In a sense it is as if we died to sin. "Therefore all have died," as Paul put it. We are as free from the penalty of sin as death would render us for any earthly crime. But it was Jesus who died for us. He took our penalty and we owe him our lives. Again, Paul says, "And he died for all, so that those who live might live no longer for themselves, but for him who died and was raised for them." So we do not see ourselves as free agents who only have ourselves to answer to. We belong to Jesus and our lives are now in Christ. We are to put on Christ, which means our focus is not on ourselves but outward toward others.

"From now on, therefore, we regard no one from a human point of view," says Paul. The human way to look at people is to classify them as family, friend or foe. There is a reason why we prefer people who look and talk and act like us. When we lived in extended family units and clans, those are the people you could usually expect to look out for you and help you. Folks from other tribes might be friendly, might be potential allies, but they could just as easily be rivals for resources.

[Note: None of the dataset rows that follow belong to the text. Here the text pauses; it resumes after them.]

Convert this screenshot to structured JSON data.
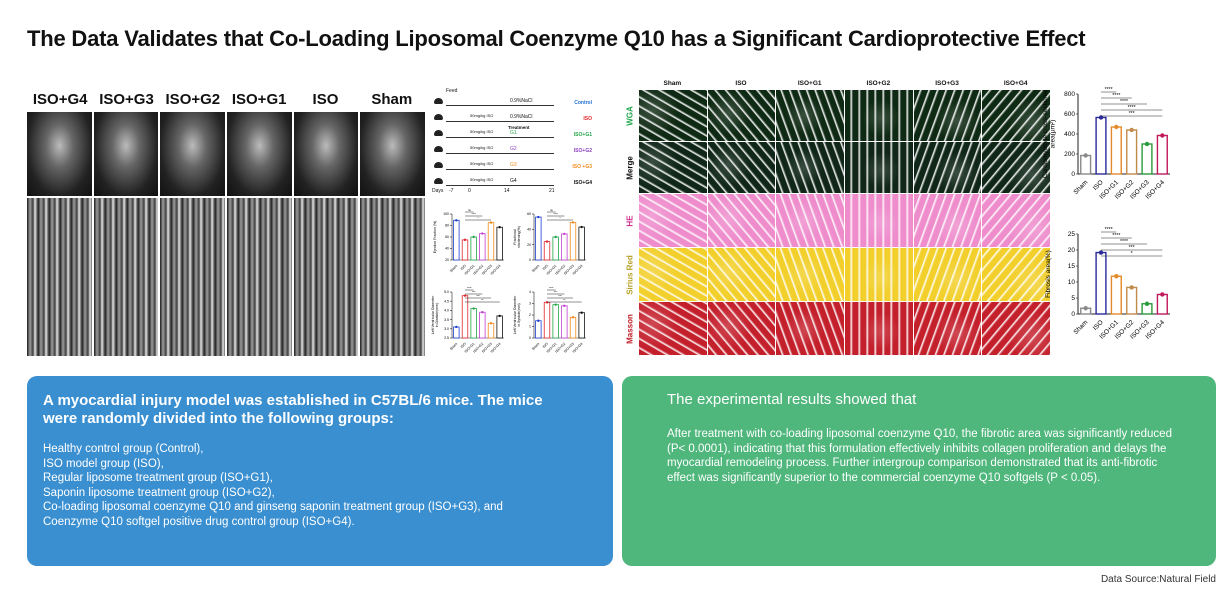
{
  "title": "The Data Validates that Co-Loading Liposomal Coenzyme Q10 has a Significant Cardioprotective Effect",
  "echo": {
    "labels": [
      "ISO+G4",
      "ISO+G3",
      "ISO+G2",
      "ISO+G1",
      "ISO",
      "Sham"
    ]
  },
  "protocol": {
    "feed_label": "Feed",
    "rows": [
      {
        "dose": "",
        "treatment": "0.9%NaCl",
        "group": "Control",
        "color": "#1f6fd1"
      },
      {
        "dose": "50mg/kg ISO",
        "treatment": "0.9%NaCl",
        "group": "ISO",
        "color": "#e0262b"
      },
      {
        "dose": "50mg/kg ISO",
        "treatment": "G1",
        "group": "ISO+G1",
        "color": "#23a548"
      },
      {
        "dose": "50mg/kg ISO",
        "treatment": "G2",
        "group": "ISO+G2",
        "color": "#8d3fc2"
      },
      {
        "dose": "50mg/kg ISO",
        "treatment": "G3",
        "group": "ISO +G3",
        "color": "#f08a1c"
      },
      {
        "dose": "50mg/kg ISO",
        "treatment": "G4",
        "group": "ISO+G4",
        "color": "#111111"
      }
    ],
    "treatment_header": "Treatment",
    "days_label": "Days",
    "days": [
      "-7",
      "0",
      "14",
      "21"
    ]
  },
  "histology": {
    "columns": [
      "Sham",
      "ISO",
      "ISO+G1",
      "ISO+G2",
      "ISO+G3",
      "ISO+G4"
    ],
    "rows": [
      {
        "label": "WGA",
        "label_color": "#1fa64a",
        "tissue_color": "#0f2a14"
      },
      {
        "label": "Merge",
        "label_color": "#111111",
        "tissue_color": "#0f2618"
      },
      {
        "label": "HE",
        "label_color": "#d0308f",
        "tissue_color": "#ee8ccc"
      },
      {
        "label": "Sirius Red",
        "label_color": "#b8a22a",
        "tissue_color": "#f2cf2a"
      },
      {
        "label": "Masson",
        "label_color": "#c0202a",
        "tissue_color": "#c4202c"
      }
    ]
  },
  "chart_data": [
    {
      "id": "ef",
      "type": "bar",
      "ylabel": "Ejection Fraction (%)",
      "categories": [
        "Sham",
        "ISO",
        "ISO+G1",
        "ISO+G2",
        "ISO+G3",
        "ISO+G4"
      ],
      "values": [
        89,
        55,
        60,
        66,
        85,
        77
      ],
      "ylim": [
        20,
        100
      ],
      "yticks": [
        "20",
        "40",
        "60",
        "80",
        "100"
      ],
      "colors": [
        "#1f3fd1",
        "#e0262b",
        "#23a548",
        "#c23fd0",
        "#f08a1c",
        "#111111"
      ],
      "annotations": [
        "ns",
        "****",
        "*"
      ]
    },
    {
      "id": "fs",
      "type": "bar",
      "ylabel": "Fractional shortening(%)",
      "categories": [
        "Sham",
        "ISO",
        "ISO+G1",
        "ISO+G2",
        "ISO+G3",
        "ISO+G4"
      ],
      "values": [
        56,
        24,
        30,
        34,
        49,
        43
      ],
      "ylim": [
        0,
        60
      ],
      "yticks": [
        "0",
        "20",
        "40",
        "60"
      ],
      "colors": [
        "#1f3fd1",
        "#e0262b",
        "#23a548",
        "#c23fd0",
        "#f08a1c",
        "#111111"
      ],
      "annotations": [
        "ns",
        "****",
        "*"
      ]
    },
    {
      "id": "lvidd",
      "type": "bar",
      "ylabel": "Left Ventricular Diameter in Diastole(mm)",
      "categories": [
        "Sham",
        "ISO",
        "ISO+G1",
        "ISO+G2",
        "ISO+G3",
        "ISO+G4"
      ],
      "values": [
        3.1,
        4.8,
        4.1,
        3.9,
        3.3,
        3.7
      ],
      "ylim": [
        2.5,
        5.0
      ],
      "yticks": [
        "2.5",
        "3.0",
        "3.5",
        "4.0",
        "4.5",
        "5.0"
      ],
      "colors": [
        "#1f3fd1",
        "#e0262b",
        "#23a548",
        "#c23fd0",
        "#f08a1c",
        "#111111"
      ],
      "annotations": [
        "****",
        "***",
        "***",
        "**"
      ]
    },
    {
      "id": "lvids",
      "type": "bar",
      "ylabel": "Left Ventricular Diameter in Systole(mm)",
      "categories": [
        "Sham",
        "ISO",
        "ISO+G1",
        "ISO+G2",
        "ISO+G3",
        "ISO+G4"
      ],
      "values": [
        1.5,
        3.1,
        2.9,
        2.8,
        1.8,
        2.2
      ],
      "ylim": [
        0,
        4
      ],
      "yticks": [
        "0",
        "1",
        "2",
        "3",
        "4"
      ],
      "colors": [
        "#1f3fd1",
        "#e0262b",
        "#23a548",
        "#c23fd0",
        "#f08a1c",
        "#111111"
      ],
      "annotations": [
        "****",
        "***",
        "***",
        "**"
      ]
    },
    {
      "id": "csa",
      "type": "bar",
      "ylabel": "Cardiomyocyte cross-sectional area(μm²)",
      "categories": [
        "Sham",
        "ISO",
        "ISO+G1",
        "ISO+G2",
        "ISO+G3",
        "ISO+G4"
      ],
      "values": [
        185,
        565,
        470,
        440,
        300,
        385
      ],
      "ylim": [
        0,
        800
      ],
      "yticks": [
        "0",
        "200",
        "400",
        "600",
        "800"
      ],
      "colors": [
        "#8a8a8a",
        "#2a2a9a",
        "#e58a2a",
        "#c08a4a",
        "#2a9a3a",
        "#c0185a"
      ],
      "annotations": [
        "****",
        "****",
        "****",
        "****",
        "***"
      ]
    },
    {
      "id": "fibrosis",
      "type": "bar",
      "ylabel": "Fibrosis area(%)",
      "categories": [
        "Sham",
        "ISO",
        "ISO+G1",
        "ISO+G2",
        "ISO+G3",
        "ISO+G4"
      ],
      "values": [
        1.8,
        19.2,
        11.8,
        8.3,
        3.2,
        6.1
      ],
      "ylim": [
        0,
        25
      ],
      "yticks": [
        "0",
        "5",
        "10",
        "15",
        "20",
        "25"
      ],
      "colors": [
        "#8a8a8a",
        "#2a2a9a",
        "#e58a2a",
        "#c08a4a",
        "#2a9a3a",
        "#c0185a"
      ],
      "annotations": [
        "****",
        "****",
        "****",
        "***",
        "*"
      ]
    }
  ],
  "left_box": {
    "heading": "A myocardial injury model was established in C57BL/6 mice. The mice were randomly divided into the following groups:",
    "lines": [
      "Healthy control group (Control),",
      "ISO model group (ISO),",
      "Regular liposome treatment group (ISO+G1),",
      "Saponin liposome treatment group (ISO+G2),",
      "Co-loading liposomal coenzyme Q10 and ginseng saponin treatment group (ISO+G3), and Coenzyme Q10 softgel positive drug control group (ISO+G4)."
    ]
  },
  "right_box": {
    "heading": "The experimental results showed that",
    "body": "After treatment with co-loading liposomal coenzyme Q10, the fibrotic area was significantly reduced (P< 0.0001), indicating that this formulation effectively inhibits collagen proliferation and delays the myocardial remodeling process. Further intergroup comparison demonstrated that its anti-fibrotic effect was significantly superior to the commercial coenzyme Q10 softgels (P < 0.05)."
  },
  "footer": "Data Source:Natural Field",
  "colors": {
    "blue_box": "#3a8fd1",
    "green_box": "#4fb67c"
  }
}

It is not unusual for animals to be friendly and even forgiving towards members of their own family unit. But meercats will battle other families of meercats, chimps will wage war on other groups of chimps, ants will march into the territory of other ants and fight to the death. That's natural and normal for them as it was for most of human history. But Jesus wants us to love not only those who already love us but those who don't. Because when he died for all, he died for them, too, of course. So we see them differently.

We see Jesus differently, too, Paul reminds us. The popular idea of the Messiah then was a holy warrior who was to free his people by killing those who were not his people. Instead Jesus destroyed the idea of a partisan God and a partisan savior. We don't see him as most of his contemporaries did. We see him as God-with-us, God who knows us all to be flawed and sinful and who died for us all anyway. He see him not just as a special human used by God but as God incarnate. We see him as the supreme exemplar of God's self-sacrificial redeeming love.

And so because of who he is and what he's done and for whom he has done it, we don't regard the people to whom he's sent us with this good news from a merely earthly point of view, especially if they respond to Christ. Those of us who let Jesus clean away those moral accretions and remove those spiritual tumors that obscure who he created us to be know there is more here than meets the eye. We are not who we were, who we once let ourselves become. That version of us is dead; God means to resurrect us and his whole creation to be something startling, something unanticipated, something groundbreaking. As Paul puts it, "So if anyone is in Christ, there is a new creation: everything old has passed away; see, everything has become new!" Walking by faith, we see all people, this whole world in fact, as a work in progress. The mess around us is that of the new creation under construction, the new heavens and the new earth in embryonic form, new men and new women in the process of being born anew. Through the eyes of faith, we see the old paradigms falling apart and the new ones being built up, one principle and one person at a time. Walk by sight and you will stumble over the unseen and the imperceptible. Walk by faith and you will see a new temple being built of living stones, a more comprehensive image of God, comprised of all of us mirroring certain facets of our creator, coming together like a mosaic to show the full glory of our God our Father reflected in the face of his son Jesus Christ, whose body we are called to be.